Sleeping without rapid eye movements is characterized by two main types of oscillations of brain activity: sleep spindles (10-15 Hz) and slow oscillations. Most medicines that help to sleep do not produce fluctuating brain activity as the activity observed during normal sleep. However, the anesthetic dixemidomidine, which affects the circuits in the brainstem and is involved in surveillance control, electrocardiogram patterns similar to those that occur during sleep other than rapid eye movements. Clinical trials are being conducted to test its effectiveness as an auxiliary sleep.
It has already been shown that anesthetics such as ketamine, zinone and nitrous oxide have serious antidepressant effects. There is evidence that other anesthetics, such as isoflurine and propofol, when ingested at the level of impulse suppression production that refers to a medical coma, have long-lasting antidepressant effects without short-term cognitive impairment and associated memory loss. with electro-shock therapy. Ketamine can exert its antidepressant effect by increasing the number of interlaced receptors and other interlaced signaling proteins, and even increasing the number of neuronal connections in the brain.

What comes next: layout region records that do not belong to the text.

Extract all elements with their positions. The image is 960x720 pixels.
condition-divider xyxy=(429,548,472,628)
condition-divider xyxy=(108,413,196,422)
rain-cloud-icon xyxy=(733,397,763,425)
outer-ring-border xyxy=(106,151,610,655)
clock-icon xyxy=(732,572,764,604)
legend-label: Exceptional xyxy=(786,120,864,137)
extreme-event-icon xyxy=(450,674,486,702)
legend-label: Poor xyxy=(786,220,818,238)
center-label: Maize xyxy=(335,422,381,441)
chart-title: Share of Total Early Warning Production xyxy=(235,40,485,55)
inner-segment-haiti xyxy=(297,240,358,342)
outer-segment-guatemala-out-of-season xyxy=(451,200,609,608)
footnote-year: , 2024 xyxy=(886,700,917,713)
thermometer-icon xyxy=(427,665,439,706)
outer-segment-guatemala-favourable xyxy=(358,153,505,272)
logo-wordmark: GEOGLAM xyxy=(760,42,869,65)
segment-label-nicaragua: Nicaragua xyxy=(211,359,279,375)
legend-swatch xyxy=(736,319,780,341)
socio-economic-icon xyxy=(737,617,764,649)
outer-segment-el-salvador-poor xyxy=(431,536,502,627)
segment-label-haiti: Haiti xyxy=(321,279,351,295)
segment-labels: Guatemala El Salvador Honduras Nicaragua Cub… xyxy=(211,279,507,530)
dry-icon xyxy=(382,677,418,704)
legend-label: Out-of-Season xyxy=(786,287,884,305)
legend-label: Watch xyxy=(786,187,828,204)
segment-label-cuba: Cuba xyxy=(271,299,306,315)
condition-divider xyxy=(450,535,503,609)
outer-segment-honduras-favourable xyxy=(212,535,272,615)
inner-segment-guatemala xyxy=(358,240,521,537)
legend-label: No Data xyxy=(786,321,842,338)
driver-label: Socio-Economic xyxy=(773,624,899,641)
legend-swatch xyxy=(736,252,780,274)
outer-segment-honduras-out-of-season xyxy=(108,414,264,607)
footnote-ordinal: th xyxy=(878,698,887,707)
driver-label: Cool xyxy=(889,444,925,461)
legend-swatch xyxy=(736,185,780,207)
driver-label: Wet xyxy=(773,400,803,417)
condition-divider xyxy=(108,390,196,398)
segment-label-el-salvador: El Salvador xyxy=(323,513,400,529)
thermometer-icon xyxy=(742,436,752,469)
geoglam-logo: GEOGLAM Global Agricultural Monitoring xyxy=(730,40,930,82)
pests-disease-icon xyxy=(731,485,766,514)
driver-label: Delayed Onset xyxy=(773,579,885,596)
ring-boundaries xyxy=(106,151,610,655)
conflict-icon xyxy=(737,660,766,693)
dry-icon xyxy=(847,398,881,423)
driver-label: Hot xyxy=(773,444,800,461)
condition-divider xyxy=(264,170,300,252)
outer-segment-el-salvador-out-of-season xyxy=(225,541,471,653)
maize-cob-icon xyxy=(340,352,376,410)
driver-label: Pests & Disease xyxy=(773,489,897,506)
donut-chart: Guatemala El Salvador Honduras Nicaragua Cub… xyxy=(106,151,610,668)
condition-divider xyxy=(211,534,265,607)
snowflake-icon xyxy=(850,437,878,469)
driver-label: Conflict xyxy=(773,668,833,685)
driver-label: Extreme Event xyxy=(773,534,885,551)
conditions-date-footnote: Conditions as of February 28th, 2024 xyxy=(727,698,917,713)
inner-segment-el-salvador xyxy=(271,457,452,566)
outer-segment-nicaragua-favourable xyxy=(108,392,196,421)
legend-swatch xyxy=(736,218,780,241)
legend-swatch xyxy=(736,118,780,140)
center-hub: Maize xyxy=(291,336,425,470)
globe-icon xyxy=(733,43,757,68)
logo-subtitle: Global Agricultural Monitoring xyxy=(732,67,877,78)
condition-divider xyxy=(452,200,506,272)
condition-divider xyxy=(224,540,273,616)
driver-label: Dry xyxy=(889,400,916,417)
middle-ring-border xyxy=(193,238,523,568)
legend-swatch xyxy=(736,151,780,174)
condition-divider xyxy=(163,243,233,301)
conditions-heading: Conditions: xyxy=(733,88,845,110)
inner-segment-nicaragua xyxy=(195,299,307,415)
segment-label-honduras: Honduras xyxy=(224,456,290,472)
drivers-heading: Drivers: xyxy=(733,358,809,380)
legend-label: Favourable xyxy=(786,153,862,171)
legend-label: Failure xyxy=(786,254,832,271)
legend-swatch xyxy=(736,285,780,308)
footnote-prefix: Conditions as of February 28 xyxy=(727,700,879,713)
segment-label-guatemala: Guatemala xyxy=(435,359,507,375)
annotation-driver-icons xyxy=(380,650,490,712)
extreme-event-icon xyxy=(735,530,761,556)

More than 170 years after the first public demonstration, general anesthesia allows millions of non-painful surgeries to be performed every day throughout the world and the basic basis for most surgeries remains. At the same time, the study of the effects of anesthesia on brain function opens up many interesting opportunities to develop new models of narcotics and explore other issues in clinical neuroscience.
Emery Brown is professor of anesthesia Warren M. Zabol at the Harvard Medical School, an anesthesiologist at the Massachusetts General Hospital and professor of medical engineering and neuroscience at Edward Hood at the Massachusetts Institute of Technology. Francisco j. Flores is an anesthesiologist at Massachusetts General Hospital and Harvard Medical School.